In this wordless masterpiece, Marla Frazee (All the World) depicts a life-altering meeting between a farmer and a clown.
She begins at sunrise, as the farmer sets out to work. The sun's rays connect the farmer with his modest wooden house in a horizontal embrace. He takes pitchfork to hay. The furrow on his brow echoes the furrows of his field; his long white beard comes to a triangular point. The muted palette plays up the brown of the earth, the gold of the hay, the stark-white clouds. Frazee pays attention to every detail in her pencil-and-gouache illustrations: the thin white band around the farmer's wide-brimmed brown hat picks up the narrow brown suspenders that hold up his matching brown trousers and extend across his spotless white long-sleeved shirt. He takes a break to stand, pitchfork in hand, and watch a circus train--a spray of colors moving on the tracks abutting his farmland. The full-bleed, full-spread image accentuates the seemingly endless horizon line.
On the next page, something falls from the train, the farmer drops his pitchfork, his posture bent in surprise. In two side-by-side framed images, Frazee charts the farmer's approach and zeroes in on the clown-child left behind, who gives the bearded man a wide smile. At first, the farmer seems nonplussed by the little clown's attempts to make him laugh, with tricks and overtures of affection.

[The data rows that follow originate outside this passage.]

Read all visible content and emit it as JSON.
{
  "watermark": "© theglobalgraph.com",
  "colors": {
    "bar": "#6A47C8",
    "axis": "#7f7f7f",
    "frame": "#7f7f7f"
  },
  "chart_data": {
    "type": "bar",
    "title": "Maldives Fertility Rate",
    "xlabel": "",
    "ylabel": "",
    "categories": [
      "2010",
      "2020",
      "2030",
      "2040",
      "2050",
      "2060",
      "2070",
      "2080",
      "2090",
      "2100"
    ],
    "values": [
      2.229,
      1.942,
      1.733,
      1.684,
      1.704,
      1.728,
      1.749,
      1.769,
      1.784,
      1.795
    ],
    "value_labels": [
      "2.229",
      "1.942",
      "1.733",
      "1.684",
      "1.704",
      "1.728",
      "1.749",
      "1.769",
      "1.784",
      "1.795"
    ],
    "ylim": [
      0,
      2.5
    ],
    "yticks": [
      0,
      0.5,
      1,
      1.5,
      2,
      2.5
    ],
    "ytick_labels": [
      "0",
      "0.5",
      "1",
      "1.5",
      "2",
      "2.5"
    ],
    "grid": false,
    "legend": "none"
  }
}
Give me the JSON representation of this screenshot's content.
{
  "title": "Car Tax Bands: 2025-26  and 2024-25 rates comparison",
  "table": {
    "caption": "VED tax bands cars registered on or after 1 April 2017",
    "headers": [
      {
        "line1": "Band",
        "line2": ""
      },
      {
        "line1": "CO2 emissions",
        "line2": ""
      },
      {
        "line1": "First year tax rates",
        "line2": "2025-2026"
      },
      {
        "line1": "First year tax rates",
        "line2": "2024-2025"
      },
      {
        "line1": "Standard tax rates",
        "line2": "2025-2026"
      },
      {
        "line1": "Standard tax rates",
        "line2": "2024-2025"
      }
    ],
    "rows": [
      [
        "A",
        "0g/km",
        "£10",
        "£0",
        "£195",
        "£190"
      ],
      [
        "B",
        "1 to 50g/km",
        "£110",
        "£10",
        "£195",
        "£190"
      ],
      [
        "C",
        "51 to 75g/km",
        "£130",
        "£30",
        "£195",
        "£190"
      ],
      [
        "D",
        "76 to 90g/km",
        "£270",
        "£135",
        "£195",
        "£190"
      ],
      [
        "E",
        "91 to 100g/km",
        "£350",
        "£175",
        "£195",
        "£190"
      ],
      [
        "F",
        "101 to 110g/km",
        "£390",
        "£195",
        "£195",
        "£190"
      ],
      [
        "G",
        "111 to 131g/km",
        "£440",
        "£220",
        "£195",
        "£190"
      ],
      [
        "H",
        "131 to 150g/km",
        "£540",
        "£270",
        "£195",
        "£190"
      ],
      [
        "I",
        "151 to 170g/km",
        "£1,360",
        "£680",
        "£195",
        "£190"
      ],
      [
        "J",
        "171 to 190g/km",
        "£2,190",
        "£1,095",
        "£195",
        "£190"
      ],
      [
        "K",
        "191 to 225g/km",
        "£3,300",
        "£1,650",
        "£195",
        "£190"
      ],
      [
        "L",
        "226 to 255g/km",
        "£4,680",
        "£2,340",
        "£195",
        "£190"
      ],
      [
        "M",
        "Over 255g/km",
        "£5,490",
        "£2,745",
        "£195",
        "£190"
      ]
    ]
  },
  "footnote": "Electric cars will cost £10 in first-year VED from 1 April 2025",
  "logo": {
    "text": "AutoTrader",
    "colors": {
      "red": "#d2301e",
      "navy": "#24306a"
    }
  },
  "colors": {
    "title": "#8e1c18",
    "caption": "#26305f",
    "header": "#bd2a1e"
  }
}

But the farmer takes him by the hand--the red upward-pointing clown hat the perfect yin to the yang of the man's downward-pointing snow-white beard. It's sunset as the two reach the house, where a cow, rooster and chickens await.
The man alters his routine, giving up his bed, and even making funny faces to cheer the little fellow. The next day, they do chores together. In a series of vignettes, the man teaches the boy to milk the cow, the clown teaches the farmer to juggle eggs (perhaps the man will improve with practice). Frazee's limited palette brings to the fore the red of the clown's outfit and his bright gold collar; she visually conveys the light this child brings to the farmer's life. But readers know this cannot last.
As the farmer and the clown set out for a picnic, the train returns ("Toot! Toot! Toot!" the only word in the book). They run to the tracks; the boy can hardly contain his energy. A cascade of colors dominates the spread as the clowns envelop the smallest member of their company. But oh what a moving farewell the clown gives his farmer, with the unfettered affection of a child. As the train pulls away, we see that the farmer has given the child a memento. And the farmer has gained something, too. In 32 pages, Frazee takes us on an emotional journey that neither farmer, nor clown--nor reader--will ever forget. --Jennifer M. Brown, children's editor, Shelf Awareness
Shelf Talker: A Caldecott Honor artist takes readers on a wordless emotional journey that begins with a life-altering meeting between a farmer and a clown child thrown from a circus train.